1, 2, 3, 4, 5, 6, 7, 8, 9, 10, 11, 12, 13, 14, 15, 16
2, 3, 4, 5, 6, 7, 8, 9, 10, 11, 12, 13, 14, 15, 16
2, 4, 6, 8, 10, 12, 14, 16
4, 6, 8, 10, 12, 14, 16

Each of those lines, except for the last line, takes up about half as much disk space as the previous line. The last line takes up about 1/4 as much disk space as the second-to-last line.
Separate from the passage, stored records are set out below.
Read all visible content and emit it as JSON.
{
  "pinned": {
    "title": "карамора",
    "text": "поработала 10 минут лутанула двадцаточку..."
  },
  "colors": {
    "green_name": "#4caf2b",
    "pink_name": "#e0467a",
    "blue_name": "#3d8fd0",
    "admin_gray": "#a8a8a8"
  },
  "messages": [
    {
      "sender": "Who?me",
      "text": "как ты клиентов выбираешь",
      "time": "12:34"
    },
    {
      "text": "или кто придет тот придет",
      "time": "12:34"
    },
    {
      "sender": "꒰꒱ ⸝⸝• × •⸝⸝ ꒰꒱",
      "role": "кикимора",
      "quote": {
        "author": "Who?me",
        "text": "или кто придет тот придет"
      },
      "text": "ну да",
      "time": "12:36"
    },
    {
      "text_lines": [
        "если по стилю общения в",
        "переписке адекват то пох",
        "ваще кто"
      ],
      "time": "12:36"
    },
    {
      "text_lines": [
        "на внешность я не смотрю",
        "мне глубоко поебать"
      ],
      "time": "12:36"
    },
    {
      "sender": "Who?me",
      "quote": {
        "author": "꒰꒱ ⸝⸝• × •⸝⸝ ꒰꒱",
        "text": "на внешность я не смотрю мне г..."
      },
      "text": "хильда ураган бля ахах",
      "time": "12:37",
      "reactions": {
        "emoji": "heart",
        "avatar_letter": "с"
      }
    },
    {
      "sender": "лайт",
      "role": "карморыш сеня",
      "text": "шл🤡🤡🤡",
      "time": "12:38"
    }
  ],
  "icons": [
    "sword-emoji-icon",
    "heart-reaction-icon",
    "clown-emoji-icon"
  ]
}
One last thing to consider: using Maemo Mapper with FAT16 will be very wasteful due to the internal fragmentation. Block sizes in FAT16 are 16 kB, so even the small maps (the smallest are about 100 bytes) will take up 16 kB. With FAT32, you can set the block size to as low as 512 bytes, which is fine for typically sized memory cards (it only becomes a problem for large hard drives) and will save you a lot of space.

Maybe someday I'll consider replacing the file-system back end with a sqlite database, but something tells me that will be very CPU-inefficient. Plus it would completely break everyone's map caches!